Communiquer sans communiquer
L’information était alors au conditionnel. Très peu de temps après cependant, Apple a annoncé que sa Protection avancée des données était supprimée au Royaume-Uni. Une manière pour l’entreprise d’acquiescer ? Pas vraiment, car cette option peu connue est relativement peu utilisée. Elle apporte le chiffrement de bout de bout aux autres services Apple ne l’ayant pas déjà, notamment les sauvegardes iCloud.
Surtout, ce retrait ne répondait pas à la demande du Royaume-Uni : supprimer une fonction optionnelle ne revient pas à percer le chiffrement de bout en bout. On peut supposer qu’il s’agissait à ce moment de commencer à se battre par un avertissement à la population anglaise. Outre-Manche, se rendre dans les paramètres pour activer la Protection avancée des données affiche en effet un message expliquant que la fonction n’est plus disponible dans ce pays. La société ne pouvait expliquer pourquoi : la loi IPA interdit à un prestataire de faire savoir qu’une mesure technique lui a été réclamée.
Parallèlement, Apple a publié le 24 février une note expliquant la situation, sans nommer la loi IPA bien sûr. « Nous sommes profondément déçus que nos clients au Royaume-Uni n'aient plus la possibilité d'activer la protection avancée des données », indiquait l’entreprise. « Comme nous l'avons déjà dit à maintes reprises, nous n'avons jamais construit de porte dérobée ou de clé maîtresse pour l'un de nos produits ou services et nous ne le ferons jamais ».
Devant les tribunaux
Selon le Financial Times, Apple n’a pas seulement supprimé sa Protection avancée des données au Royaume-Uni : elle s’est également rendue dans un tribunal pour s’opposer à la mesure technique.
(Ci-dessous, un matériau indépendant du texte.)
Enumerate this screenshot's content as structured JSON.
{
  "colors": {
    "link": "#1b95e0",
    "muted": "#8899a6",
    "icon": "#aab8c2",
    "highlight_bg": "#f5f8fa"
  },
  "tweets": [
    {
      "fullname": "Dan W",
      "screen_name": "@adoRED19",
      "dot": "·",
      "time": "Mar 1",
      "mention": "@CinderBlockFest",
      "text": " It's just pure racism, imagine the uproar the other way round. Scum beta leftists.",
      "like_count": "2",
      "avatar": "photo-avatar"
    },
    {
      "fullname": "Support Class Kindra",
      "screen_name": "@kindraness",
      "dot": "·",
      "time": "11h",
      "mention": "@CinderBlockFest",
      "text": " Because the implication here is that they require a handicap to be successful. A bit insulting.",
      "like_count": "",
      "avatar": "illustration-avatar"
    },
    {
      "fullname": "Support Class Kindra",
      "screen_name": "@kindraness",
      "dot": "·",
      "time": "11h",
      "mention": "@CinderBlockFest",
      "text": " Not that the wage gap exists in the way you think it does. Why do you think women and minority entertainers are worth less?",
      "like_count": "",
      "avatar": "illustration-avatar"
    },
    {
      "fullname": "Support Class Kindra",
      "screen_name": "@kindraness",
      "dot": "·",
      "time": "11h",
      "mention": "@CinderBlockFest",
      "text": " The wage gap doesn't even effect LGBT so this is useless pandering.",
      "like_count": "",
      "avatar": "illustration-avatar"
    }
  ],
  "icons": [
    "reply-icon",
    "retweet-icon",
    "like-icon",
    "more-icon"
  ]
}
Nos confrères estiment que la procédure est secrète, expliquant pourquoi aucun écho n’était parvenu au public jusqu’à présent. Ce secret serait une conséquence directe de la loi IPA, puisque les mesures techniques ne doivent pas être communiquées.
La société américaine aurait donc fait appel devant l’Investigatory Powers Tribunal, un organe judiciaire indépendant chargé d’examiner les plaintes contre les services de sécurité britanniques. Le Financial Times cite des sources proches du dossier. Ces dernières auraient communiqué sur un autre élément important : c’est la première fois que les pouvoirs conférés par la loi IPA seraient frontalement contestés devant le tribunal spécial.
Même joueur joue encore
Il est probable qu’Apple remporte la partie. Dans ce domaine, l’entreprise a déjà fait ses armes plus d’une fois, dont un affrontement vif avec le FBI dans les mois qui ont suivi l’attentat de San Bernardino. Le Bureau avait exigé d’Apple qu’elle perce dans ses propres défenses pour récupérer les données présentes dans l’iPhone 5c retrouvé sur le corps d’un des terroristes.
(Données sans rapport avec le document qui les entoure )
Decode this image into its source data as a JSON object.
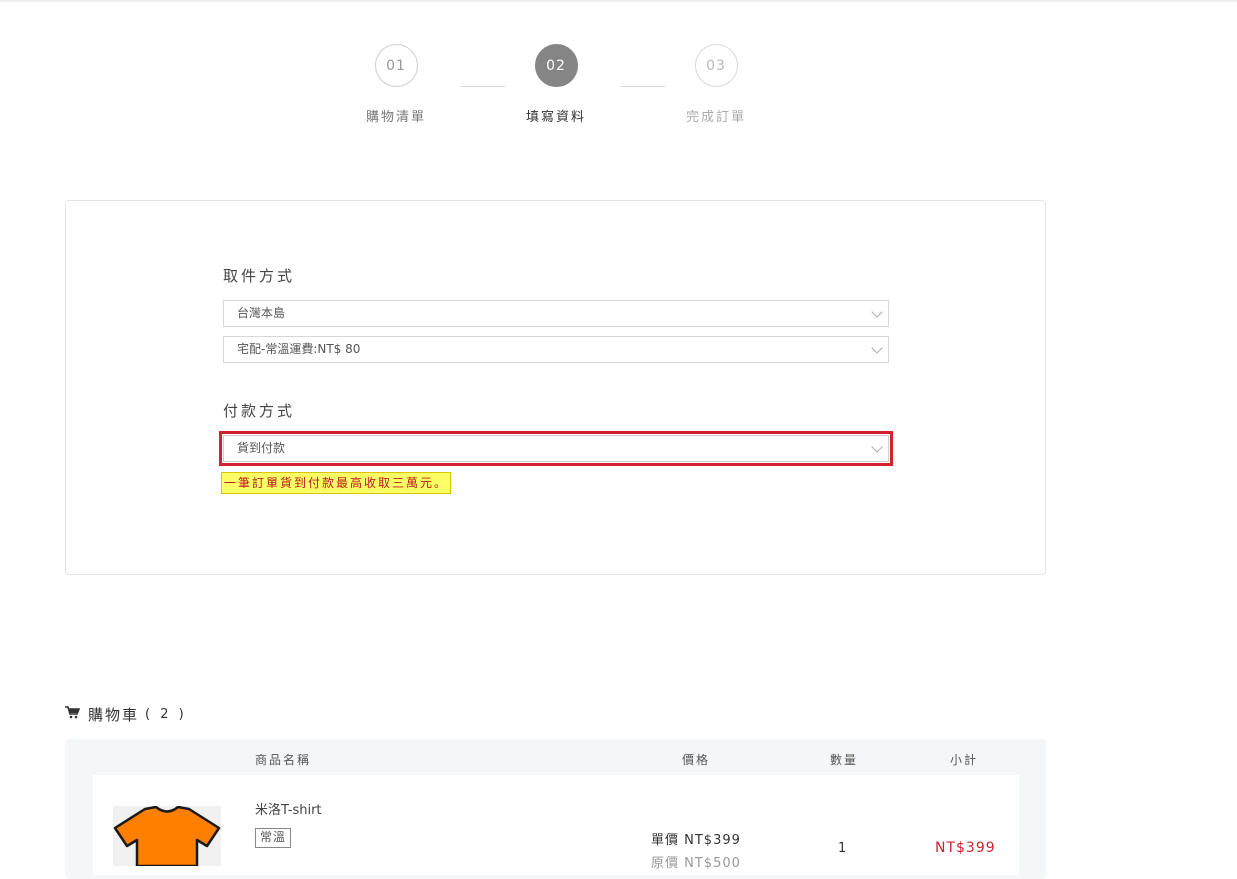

Les enquêteurs ne pouvaient plus tenter de codes PIN pour déverrouiller le téléphone, par crainte de l’option entrainant une suppression complète des données en cas d’erreurs répétées. Apple avait fourni des outils, mais refusé d’affaiblir ses défenses (le code PIN est une composante de la clé de chiffrement). Le FBI avait déposé plainte, puis abandonné les poursuites : un prestataire (sans doute Cellebrite) lui avait fourni une faille de sécurité pour contourner les défenses.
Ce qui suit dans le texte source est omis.